Morning Must Reads: High Unemployment Strains the Safety Net and Underwater Mortgages

The Pittsburgh Post-Gazette reports this morning on the continued strain that high unemployment is putting on the safety net in Pennsylvania.

There are 1.8 million people in Pennsylvania so short of cash that they qualify for food stamps. That translates to 14.4 percent of the state's population receiving at least part of their food budget from the Supplemental Nutrition Assistance Program.

The slow economic recovery from the Great Recession is not yet translating into personal recoveries...

Pennsylvania does not keep unemployment trend records on a month-by-month basis but in the fourth quarter of 2011, 33 percent of the state's unemployed had been out of work for more than six months and the state's labor force participation rate was 62.8 percent, lower than in the fourth quarter of any of the previous three years...
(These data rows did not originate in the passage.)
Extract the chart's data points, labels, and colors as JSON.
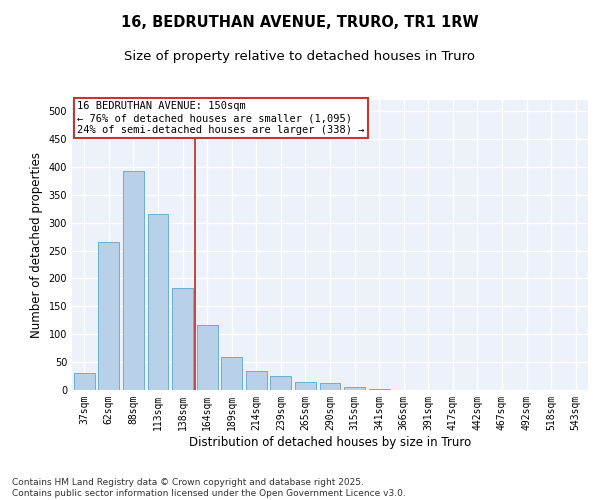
{
  "title_line1": "16, BEDRUTHAN AVENUE, TRURO, TR1 1RW",
  "title_line2": "Size of property relative to detached houses in Truro",
  "xlabel": "Distribution of detached houses by size in Truro",
  "ylabel": "Number of detached properties",
  "categories": [
    "37sqm",
    "62sqm",
    "88sqm",
    "113sqm",
    "138sqm",
    "164sqm",
    "189sqm",
    "214sqm",
    "239sqm",
    "265sqm",
    "290sqm",
    "315sqm",
    "341sqm",
    "366sqm",
    "391sqm",
    "417sqm",
    "442sqm",
    "467sqm",
    "492sqm",
    "518sqm",
    "543sqm"
  ],
  "values": [
    30,
    265,
    393,
    315,
    183,
    117,
    59,
    34,
    25,
    14,
    13,
    5,
    1,
    0,
    0,
    0,
    0,
    0,
    0,
    0,
    0
  ],
  "bar_color": "#b8d0e8",
  "bar_edge_color": "#6aaed6",
  "background_color": "#edf2fa",
  "grid_color": "#ffffff",
  "vline_color": "#c0392b",
  "vline_x_index": 5,
  "annotation_title": "16 BEDRUTHAN AVENUE: 150sqm",
  "annotation_line1": "← 76% of detached houses are smaller (1,095)",
  "annotation_line2": "24% of semi-detached houses are larger (338) →",
  "annotation_box_color": "#c0392b",
  "ylim": [
    0,
    520
  ],
  "yticks": [
    0,
    50,
    100,
    150,
    200,
    250,
    300,
    350,
    400,
    450,
    500
  ],
  "footer": "Contains HM Land Registry data © Crown copyright and database right 2025.\nContains public sector information licensed under the Open Government Licence v3.0.",
  "title_fontsize": 10.5,
  "subtitle_fontsize": 9.5,
  "axis_label_fontsize": 8.5,
  "tick_fontsize": 7,
  "annotation_fontsize": 7.5,
  "footer_fontsize": 6.5
}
When Just Harvest advertised a part-time job paying $12 an hour to help people apply for food stamps, the agency was inundated with applications — including people with doctorates seeking a job that just required some education past high school.

Laura Tobin Goddard, executive director of the Pennsylvania Hunger Action Center in Enola, Cumberland County, said food pantries around Harrisburg are still reporting seeing a lot of new faces even 2 1/2 years after the recovery began.

Her agency, which is also a nonprofit that helps people access government programs and directs them to food pantries, received 500 calls in 2007 from people seeking assistance. Now it receives 100 calls a month.

Those of you betting that 2012 will mark the year the housing market in Pennsylvania came roaring back need to pay up. The Pocono Record reports on the percentage of borrowers that owe more on their homes than those homes are worth if they were put up for sale.

Almost half the homes in Monroe County are worth less than what homeowners owe on their mortgages, according to a recent study.

That's the highest "underwater" rate in the state, according to data from RealtyTrac.

The data show nearly one-third of all Monroe County homes are seriously underwater. That's where borrowers owe at least 25 percent more on their mortgages than their property is worth...

By comparison, about 27 percent of homeowners across the state are, on average, underwater.